Desse modo, esta fase final do Campeonato do Mundo de Futebol, de acordo com vários observadores internacionais, “vem expondo tensões políticas, desigualdades e barreiras que ultrapassam as fronteiras do futebol.” “Num torneio que se apresenta como símbolo da união entre os povos, os episódios registados até agora mostram que nem todos estão encontrando as mesmas portas abertas”, lamentam.

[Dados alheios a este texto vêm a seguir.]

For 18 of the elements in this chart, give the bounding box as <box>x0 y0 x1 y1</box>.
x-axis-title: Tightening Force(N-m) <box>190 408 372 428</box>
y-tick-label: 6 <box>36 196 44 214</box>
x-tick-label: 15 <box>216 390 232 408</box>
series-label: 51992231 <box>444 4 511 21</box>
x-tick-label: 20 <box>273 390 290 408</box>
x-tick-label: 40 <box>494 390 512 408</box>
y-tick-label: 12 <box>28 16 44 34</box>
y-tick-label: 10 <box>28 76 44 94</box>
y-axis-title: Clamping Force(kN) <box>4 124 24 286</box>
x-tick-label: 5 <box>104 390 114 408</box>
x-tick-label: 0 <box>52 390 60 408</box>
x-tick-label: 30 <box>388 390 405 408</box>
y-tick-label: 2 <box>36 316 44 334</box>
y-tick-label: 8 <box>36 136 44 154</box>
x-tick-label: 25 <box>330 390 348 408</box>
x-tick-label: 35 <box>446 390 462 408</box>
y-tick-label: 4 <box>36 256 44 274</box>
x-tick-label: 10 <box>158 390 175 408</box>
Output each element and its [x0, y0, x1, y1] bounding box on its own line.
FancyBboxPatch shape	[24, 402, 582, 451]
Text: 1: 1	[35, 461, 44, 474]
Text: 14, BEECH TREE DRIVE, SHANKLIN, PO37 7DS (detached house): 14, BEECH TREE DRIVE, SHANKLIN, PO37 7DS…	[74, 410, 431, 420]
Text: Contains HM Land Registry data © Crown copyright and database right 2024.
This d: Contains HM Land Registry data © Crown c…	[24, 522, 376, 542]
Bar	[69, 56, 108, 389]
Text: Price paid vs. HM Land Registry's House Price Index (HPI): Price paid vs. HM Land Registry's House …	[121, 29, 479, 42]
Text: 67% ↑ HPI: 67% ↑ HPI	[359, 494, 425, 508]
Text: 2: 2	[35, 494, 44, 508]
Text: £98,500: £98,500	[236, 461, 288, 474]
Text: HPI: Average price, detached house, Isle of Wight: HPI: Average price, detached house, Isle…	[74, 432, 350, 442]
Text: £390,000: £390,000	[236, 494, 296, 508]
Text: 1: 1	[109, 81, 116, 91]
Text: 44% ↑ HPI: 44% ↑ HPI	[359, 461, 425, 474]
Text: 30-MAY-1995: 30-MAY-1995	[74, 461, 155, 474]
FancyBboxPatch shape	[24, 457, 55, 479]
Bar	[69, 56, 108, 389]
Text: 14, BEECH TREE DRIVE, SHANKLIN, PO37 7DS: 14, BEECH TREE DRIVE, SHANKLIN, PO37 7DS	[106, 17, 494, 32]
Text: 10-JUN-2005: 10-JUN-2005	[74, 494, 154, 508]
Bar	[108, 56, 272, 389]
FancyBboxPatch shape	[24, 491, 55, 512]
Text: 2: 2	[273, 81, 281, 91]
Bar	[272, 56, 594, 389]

Estes alertas vêm precisamente ao encontro da “Intenção do Papa para o mês de Junho”, destacada, como o ‘Litoralgarve já referiu, no Boletim Boa Nova, das Paróquias de Lagos: “Rezemos para que o desporto seja um instrumento de paz, encontro e diálogo entre culturas e nações, promovendo valores como o respeito, a solidariedade e a superação pessoal.”

Os três adversários de Portugal e a data dos jogos

Integrada no Grupo K, a selecção de Portugal, sob o comando técnico do espanhol Robert Martinez e capitaneada por Cristiano Ronaldo, defronta a República Democrática do Congo, no dia 17/06/2026, próxima quarta-feira, em jogo com início pelas 18h00 (Hora de Lisboa), o Uzbequistão, a 23/06/2026 (uma terça-feira), também a partir das 18h00, e a Colômbia, às 00h30 do dia 28/06/2026 (um domingo).